Chinese city desperate for home buyers entices villagers with job prospects
8:10 am Monday, June 27th, 2022
BEIJING (Reuters) – A southern Chinese city is sending officials to neighbouring villages to drum up interest in its unsold homes and offering to help find jobs for those who buy an apartment, as a deepening property malaise grips China’s small cities.
Yulin, a city of 5.8 million known for its annual summer dog meat festival, will recommend a home buyer for more than three jobs, The Economic Observer, a weekly newspaper, reported on Sunday.
First-time buyers will also be offered subsidies.
Yulin city government officials could not immediately be reached for comment.
The Yulin city government hopes to sell 8,000 housing units to villagers this year, the paper said, pointing to the collapse in urban demand.
But rural residents in the Guangxi autonomous region, which includes Yulin, on average earn only about 5,000 yuan ($748) a year, less than half of what urban residents make, official statistics show.
Yulin’s civil servants have also been told to persuade their relatives and friends to buy properties to help meet the target, it said.
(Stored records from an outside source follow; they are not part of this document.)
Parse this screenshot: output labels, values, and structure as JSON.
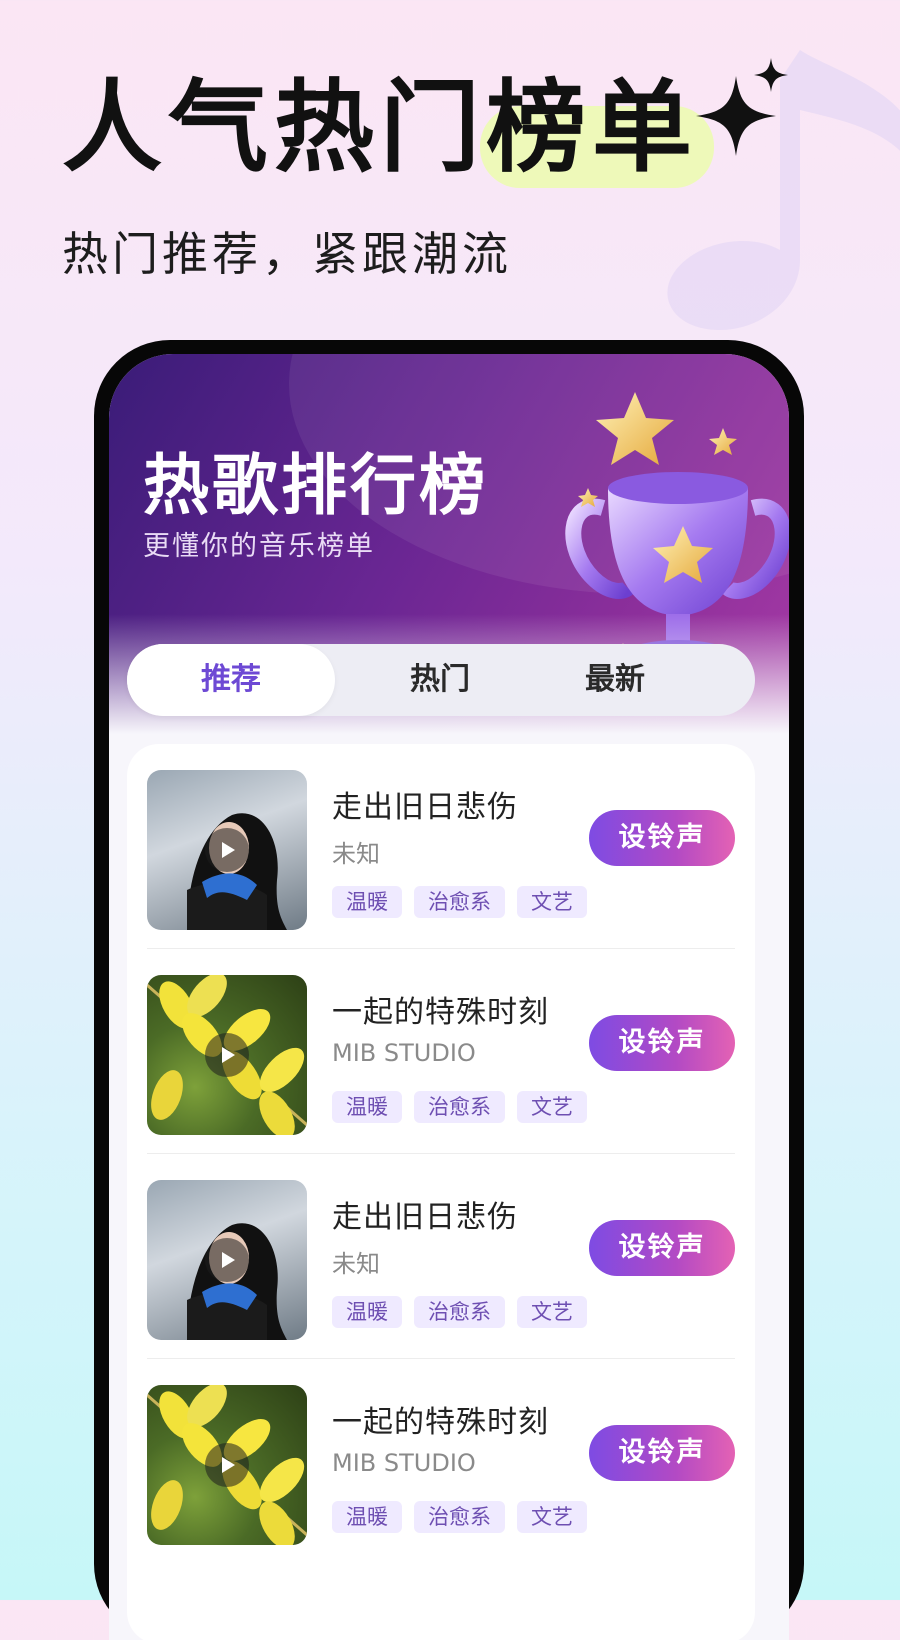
{
  "promo": {
    "headline_part1": "人气热门",
    "headline_part2": "榜单",
    "subline": "热门推荐，紧跟潮流"
  },
  "hero": {
    "title": "热歌排行榜",
    "subtitle": "更懂你的音乐榜单"
  },
  "tabs": [
    {
      "label": "推荐",
      "active": true
    },
    {
      "label": "热门",
      "active": false
    },
    {
      "label": "最新",
      "active": false
    }
  ],
  "songs": [
    {
      "title": "走出旧日悲伤",
      "artist": "未知",
      "tags": [
        "温暖",
        "治愈系",
        "文艺"
      ],
      "button": "设铃声",
      "cover": "girl-in-snow"
    },
    {
      "title": "一起的特殊时刻",
      "artist": "MIB STUDIO",
      "tags": [
        "温暖",
        "治愈系",
        "文艺"
      ],
      "button": "设铃声",
      "cover": "yellow-leaves"
    },
    {
      "title": "走出旧日悲伤",
      "artist": "未知",
      "tags": [
        "温暖",
        "治愈系",
        "文艺"
      ],
      "button": "设铃声",
      "cover": "girl-in-snow"
    },
    {
      "title": "一起的特殊时刻",
      "artist": "MIB STUDIO",
      "tags": [
        "温暖",
        "治愈系",
        "文艺"
      ],
      "button": "设铃声",
      "cover": "yellow-leaves"
    }
  ],
  "icons": {
    "play": "play-icon",
    "trophy": "trophy-icon",
    "note": "music-note-icon",
    "sparkle": "sparkle-icon"
  },
  "colors": {
    "accent": "#6d49d4",
    "button_start": "#7e4be3",
    "button_end": "#e462b4",
    "tag_bg": "#efeaff"
  }
}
Yulin is not alone in taking unusual steps to lure home buyers. In a city in central China’s Henan province, a desperate developer has offered to take wheat and garlic as part of the down payment for properties.
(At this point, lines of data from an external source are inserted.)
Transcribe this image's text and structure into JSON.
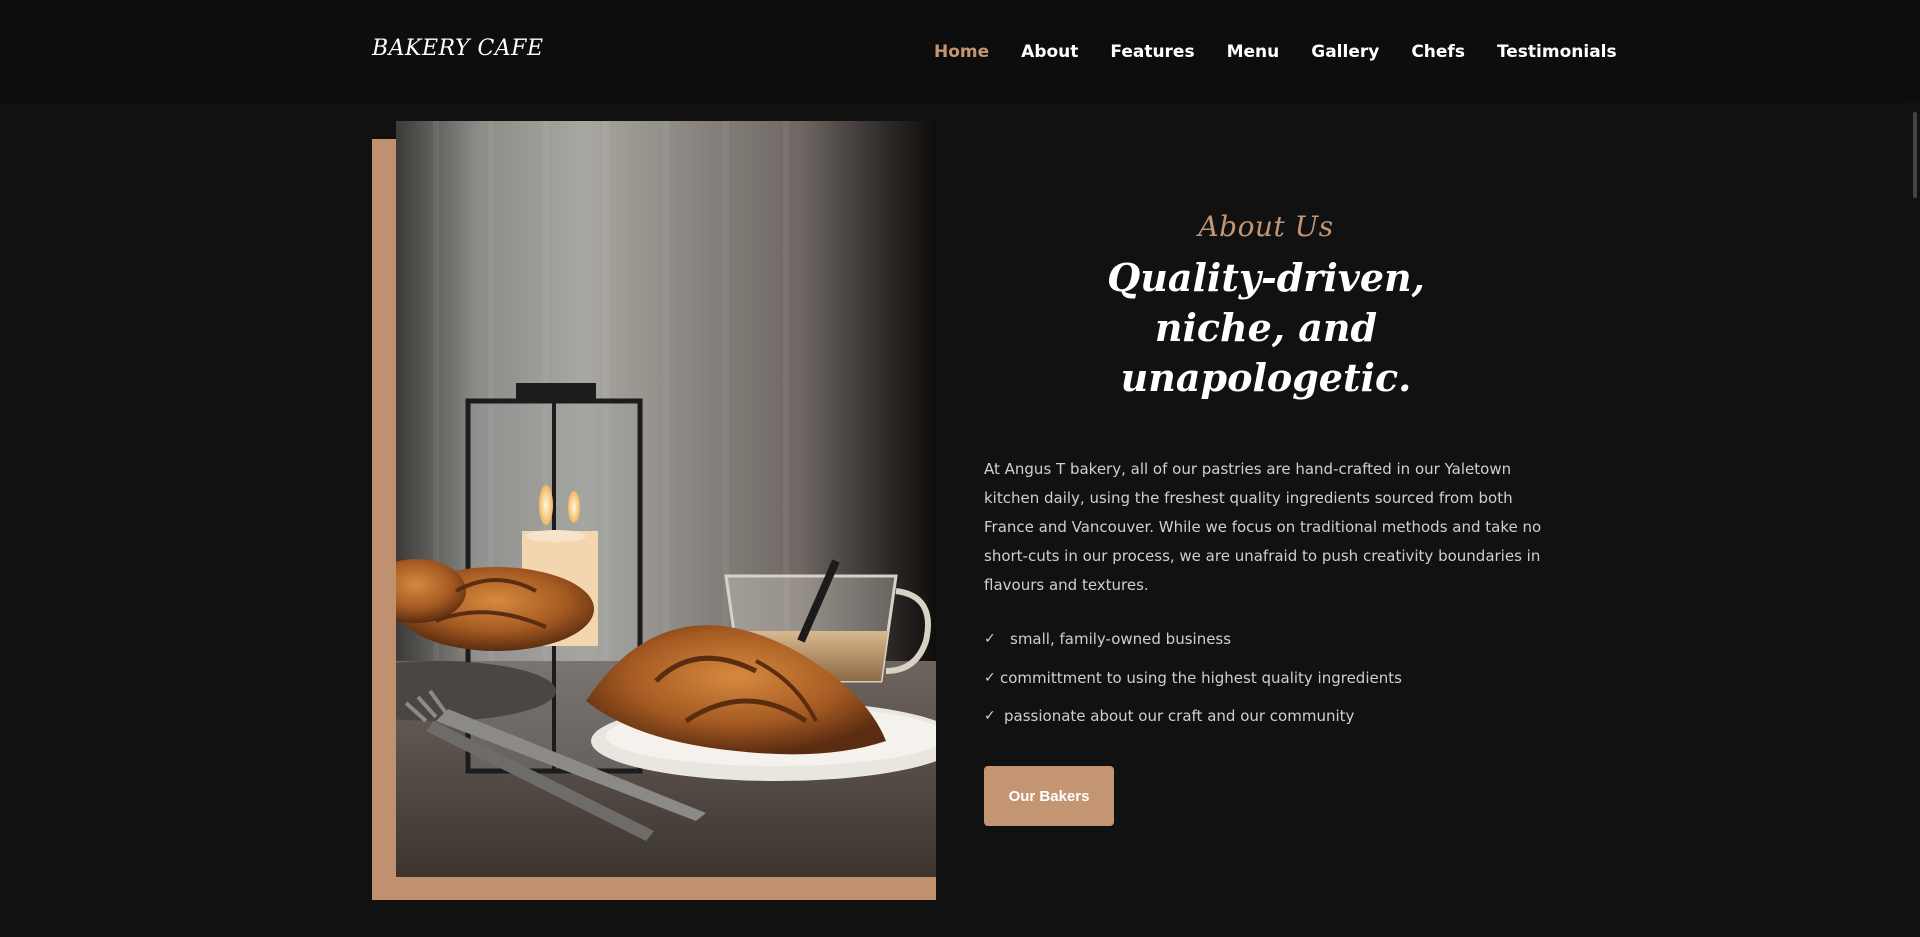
{
  "header": {
    "brand": "BAKERY CAFE",
    "nav": [
      {
        "label": "Home",
        "active": true
      },
      {
        "label": "About",
        "active": false
      },
      {
        "label": "Features",
        "active": false
      },
      {
        "label": "Menu",
        "active": false
      },
      {
        "label": "Gallery",
        "active": false
      },
      {
        "label": "Chefs",
        "active": false
      },
      {
        "label": "Testimonials",
        "active": false
      }
    ]
  },
  "about": {
    "eyebrow": "About Us",
    "headline": "Quality-driven, niche, and unapologetic.",
    "body": "At Angus T bakery, all of our pastries are hand-crafted in our Yaletown kitchen daily, using the freshest quality ingredients sourced from both France and Vancouver. While we focus on traditional methods and take no short-cuts in our process, we are unafraid to push creativity boundaries in flavours and textures.",
    "features": [
      "small, family-owned business",
      "committment to using the highest quality ingredients",
      "passionate about our craft and our community"
    ],
    "cta_label": "Our Bakers"
  },
  "colors": {
    "accent": "#c49573",
    "background": "#111111",
    "header_bg": "#0d0d0d",
    "text": "#cfcfcf"
  },
  "icons": {
    "check": "checkmark-icon"
  }
}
Property markets in China’s third- and fourth-tier cities remain bleak even after steps to stimulate weak demand, with new home prices falling for a ninth consecutive month in May and inventories rapidly ballooning.
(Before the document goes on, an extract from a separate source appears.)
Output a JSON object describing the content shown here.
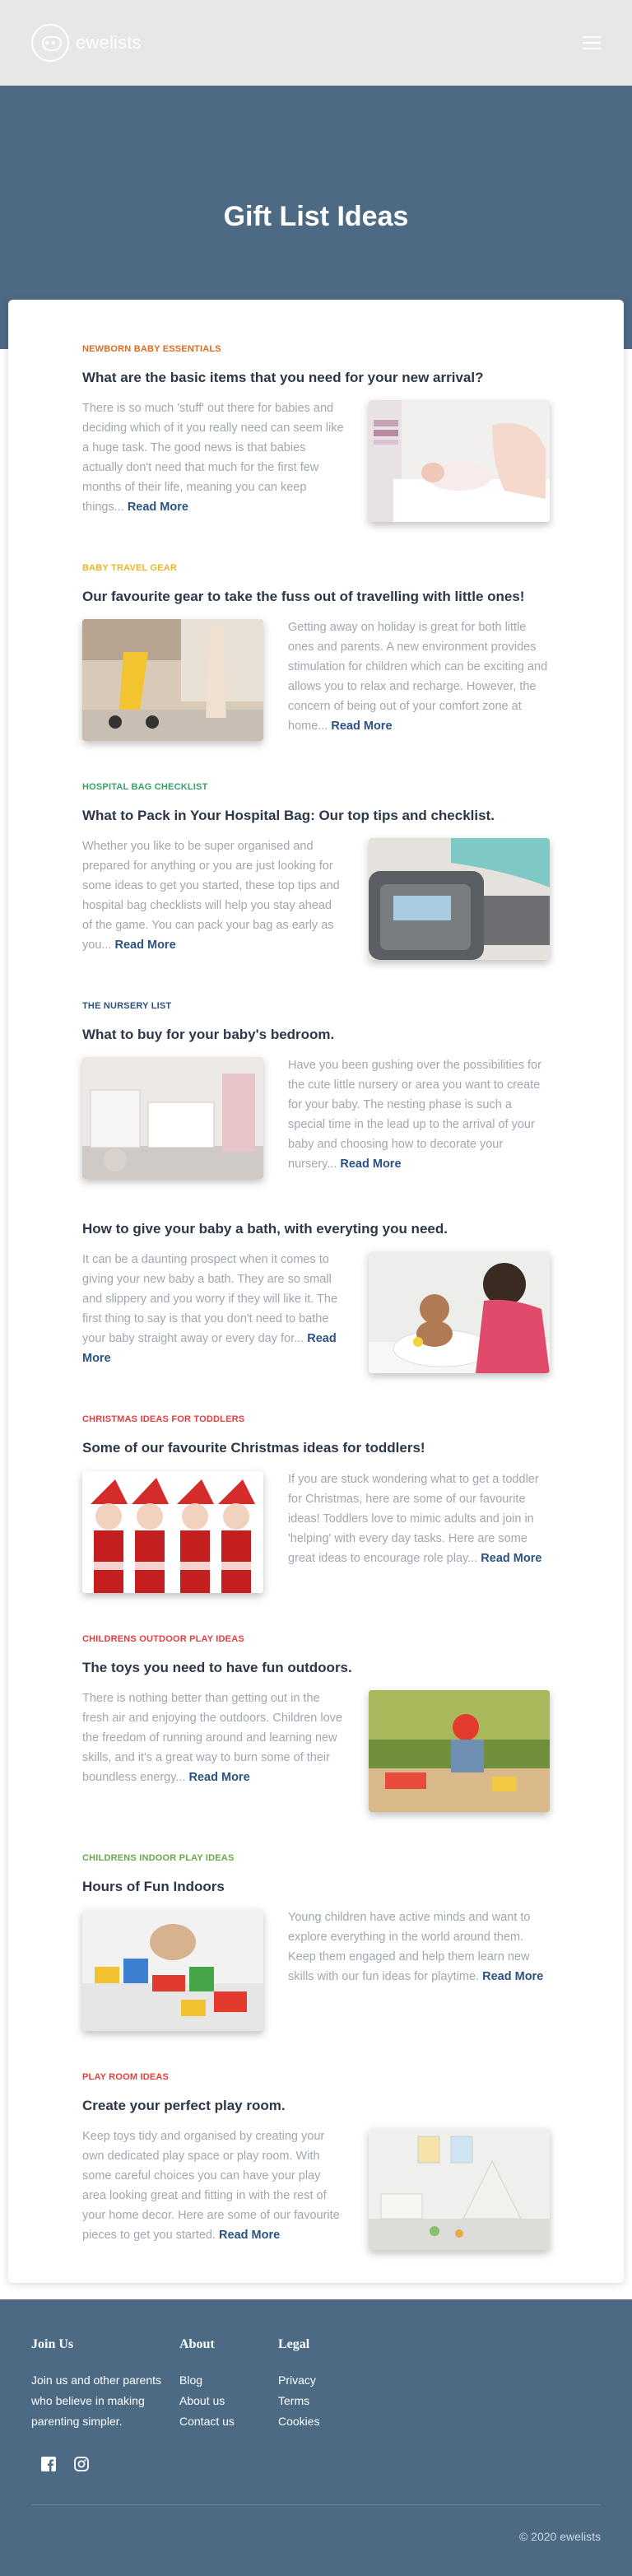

The oversupply is particularly severe in Yulin, where the destocking cycle is more than 10 years, according to a real estate company cited by The Economic Observer, compared with up to three years normally in China.
($1 = 6.6869 Chinese yuan renminbi)
(The story corrects source of wage information in paragraph 6 to official statistics, not the paper; states that Guangxi is an autonomous region, not a province.)